L'abbaye de Sherborne, déjà étroitement liée aux premiers rois du Wessex, avait tout à gagner de cette découverte. Une inhumation royale rattacherait directement l'abbaye au droit divin des rois, renforçant ainsi son importance spirituelle et politique. Les fidèles viendraient vénérer ses restes ; les dons afflueraient ; et, fait essentiel, la position de l'abbaye aux yeux de l'Église et de la Couronne s'en trouverait rehaussée.
Mais cette affirmation était-elle légitime ? Aucune preuve archéologique ou documentaire solide ne permet de confirmer l'identité des ossements. Aucun écrit contemporain ne mentionne l'enterrement, et la prétendue découverte n'apparaît dans les archives historiques fiables que bien plus tard. Cela s'inscrit dans un schéma médiéval familier : lorsqu'une relique était nécessaire, on la trouvait. Dans toute la chrétienté, des saints « perdus » ont été miraculeusement retrouvés à temps pour sauver des institutions défaillantes ou renforcer de nouvelles alliances politiques. Les ossements d'Æthelberht, semble-t-il, s'inscrivent dans cette tradition plus large, plus symbolique que factuelle.

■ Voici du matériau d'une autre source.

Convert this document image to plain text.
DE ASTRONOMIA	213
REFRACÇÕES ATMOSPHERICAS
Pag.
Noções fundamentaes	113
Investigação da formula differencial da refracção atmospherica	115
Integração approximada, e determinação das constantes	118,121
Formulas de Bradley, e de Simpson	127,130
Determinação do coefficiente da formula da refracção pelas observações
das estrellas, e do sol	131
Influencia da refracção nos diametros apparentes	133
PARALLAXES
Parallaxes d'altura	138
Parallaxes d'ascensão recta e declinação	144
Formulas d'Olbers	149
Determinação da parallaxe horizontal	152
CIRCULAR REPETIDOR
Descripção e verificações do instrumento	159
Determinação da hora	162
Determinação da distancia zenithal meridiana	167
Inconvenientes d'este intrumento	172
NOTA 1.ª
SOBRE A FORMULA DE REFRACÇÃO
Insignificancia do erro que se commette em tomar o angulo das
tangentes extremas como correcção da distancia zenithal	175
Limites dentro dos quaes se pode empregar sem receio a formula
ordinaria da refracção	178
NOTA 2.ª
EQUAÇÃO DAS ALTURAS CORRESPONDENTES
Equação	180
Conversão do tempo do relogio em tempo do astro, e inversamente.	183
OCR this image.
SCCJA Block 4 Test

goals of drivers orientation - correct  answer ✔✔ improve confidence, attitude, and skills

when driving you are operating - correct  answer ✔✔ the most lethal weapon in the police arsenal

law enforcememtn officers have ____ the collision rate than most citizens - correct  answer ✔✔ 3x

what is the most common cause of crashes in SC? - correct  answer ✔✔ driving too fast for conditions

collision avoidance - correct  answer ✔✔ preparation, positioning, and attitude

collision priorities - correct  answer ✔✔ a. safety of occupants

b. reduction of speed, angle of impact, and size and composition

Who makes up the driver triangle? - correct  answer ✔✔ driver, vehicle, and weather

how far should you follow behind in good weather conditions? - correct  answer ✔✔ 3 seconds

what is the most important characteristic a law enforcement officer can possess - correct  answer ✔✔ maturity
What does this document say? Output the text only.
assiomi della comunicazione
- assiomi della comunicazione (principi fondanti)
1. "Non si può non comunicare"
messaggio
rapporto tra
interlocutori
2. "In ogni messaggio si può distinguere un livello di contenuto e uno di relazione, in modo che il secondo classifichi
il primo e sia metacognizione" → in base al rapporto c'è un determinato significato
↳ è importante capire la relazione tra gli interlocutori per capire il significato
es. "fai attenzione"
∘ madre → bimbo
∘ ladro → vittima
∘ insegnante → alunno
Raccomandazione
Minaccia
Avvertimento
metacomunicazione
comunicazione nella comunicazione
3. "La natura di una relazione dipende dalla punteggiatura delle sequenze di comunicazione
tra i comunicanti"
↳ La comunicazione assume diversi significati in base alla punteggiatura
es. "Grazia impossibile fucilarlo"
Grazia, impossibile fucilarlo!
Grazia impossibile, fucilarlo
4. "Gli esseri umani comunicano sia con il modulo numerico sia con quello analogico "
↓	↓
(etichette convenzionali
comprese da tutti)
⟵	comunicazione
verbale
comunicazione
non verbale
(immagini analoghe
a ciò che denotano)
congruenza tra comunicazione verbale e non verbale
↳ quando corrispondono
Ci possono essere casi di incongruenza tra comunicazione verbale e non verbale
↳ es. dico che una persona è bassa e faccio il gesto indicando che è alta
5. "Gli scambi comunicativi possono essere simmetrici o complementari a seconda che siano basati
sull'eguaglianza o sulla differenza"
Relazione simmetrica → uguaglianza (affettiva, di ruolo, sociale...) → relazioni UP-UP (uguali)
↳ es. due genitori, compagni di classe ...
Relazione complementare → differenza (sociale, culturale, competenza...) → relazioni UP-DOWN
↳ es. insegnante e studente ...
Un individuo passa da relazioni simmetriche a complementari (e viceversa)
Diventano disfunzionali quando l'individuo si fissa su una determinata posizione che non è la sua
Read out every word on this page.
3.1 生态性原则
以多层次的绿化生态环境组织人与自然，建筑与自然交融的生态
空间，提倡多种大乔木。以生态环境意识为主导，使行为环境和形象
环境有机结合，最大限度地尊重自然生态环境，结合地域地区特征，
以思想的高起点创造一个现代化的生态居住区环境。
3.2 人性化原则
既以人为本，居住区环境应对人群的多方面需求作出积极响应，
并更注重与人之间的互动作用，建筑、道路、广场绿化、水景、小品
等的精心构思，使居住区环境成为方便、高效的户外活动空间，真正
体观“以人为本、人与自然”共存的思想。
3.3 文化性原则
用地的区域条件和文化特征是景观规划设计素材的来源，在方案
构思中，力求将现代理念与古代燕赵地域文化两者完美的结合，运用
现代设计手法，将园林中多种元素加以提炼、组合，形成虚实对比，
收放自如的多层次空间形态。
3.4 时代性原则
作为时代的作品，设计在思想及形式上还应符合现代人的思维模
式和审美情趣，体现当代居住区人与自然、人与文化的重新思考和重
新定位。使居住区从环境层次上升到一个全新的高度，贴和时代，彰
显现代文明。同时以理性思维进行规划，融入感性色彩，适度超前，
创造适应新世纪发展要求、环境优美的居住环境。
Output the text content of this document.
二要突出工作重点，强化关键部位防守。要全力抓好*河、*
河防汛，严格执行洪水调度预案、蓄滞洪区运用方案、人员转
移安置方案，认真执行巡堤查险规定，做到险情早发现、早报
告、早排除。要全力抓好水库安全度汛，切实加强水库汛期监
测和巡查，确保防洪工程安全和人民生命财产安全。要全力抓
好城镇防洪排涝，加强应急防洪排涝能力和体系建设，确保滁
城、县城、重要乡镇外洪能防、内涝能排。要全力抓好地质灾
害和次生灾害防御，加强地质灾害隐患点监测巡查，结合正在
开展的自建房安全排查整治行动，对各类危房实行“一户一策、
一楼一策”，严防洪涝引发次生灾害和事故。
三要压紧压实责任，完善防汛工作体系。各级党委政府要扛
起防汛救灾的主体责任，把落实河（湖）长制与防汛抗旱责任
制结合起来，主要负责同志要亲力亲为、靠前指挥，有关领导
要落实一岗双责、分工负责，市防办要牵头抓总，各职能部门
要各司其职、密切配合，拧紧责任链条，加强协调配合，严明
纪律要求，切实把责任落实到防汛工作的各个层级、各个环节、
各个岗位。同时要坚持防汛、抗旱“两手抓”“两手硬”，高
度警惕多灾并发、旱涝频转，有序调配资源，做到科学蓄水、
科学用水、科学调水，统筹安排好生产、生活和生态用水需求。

Le scepticisme des historiens modernes est compréhensible. Si l'abbaye de Sherborne avait des liens authentiques avec la royauté anglaise primitive – elle fut fondée par le roi Ine au VIIIe siècle –, l'apparition soudaine des restes d'Æthelberht semble étrangement opportune. En l'absence de preuves matérielles ni de sources primaires pour confirmer cette découverte, l'explication la plus probable est que cette histoire a été construite pour répondre aux besoins de l'abbaye à une époque où les reliques étaient synonymes de survie et d'influence.
Pourtant, même si l'on doute de son exactitude historique, la légende des ossements d'Æthelberht demeure puissante. Des récits comme celui-ci illustrent comment les institutions médiévales utilisaient l'histoire, non seulement comme un témoignage du passé, mais aussi comme un outil pour façonner le présent. Les ossements d'un roi, même faussement identifiés, pouvaient conférer prestige spirituel et pouvoir pratique.
Aujourd'hui encore, l'abbaye de Sherborne suscite l'admiration. Les visiteurs viennent pour ses imposantes arches gothiques, ses siècles de culte et, peut-être, pour le vague écho du mystère royal. L'idée qu'un roi oublié puisse reposer sous ses anciennes planches ajoute de la profondeur à son mythe, qu'on y croie ou non. Et c'est peut-être là la vérité la plus tenace : au Moyen Âge, la croyance comptait souvent plus que les faits. À Sherborne, une découverte opportune est devenue une légende tenace, parce que l'on a choisi d'y croire.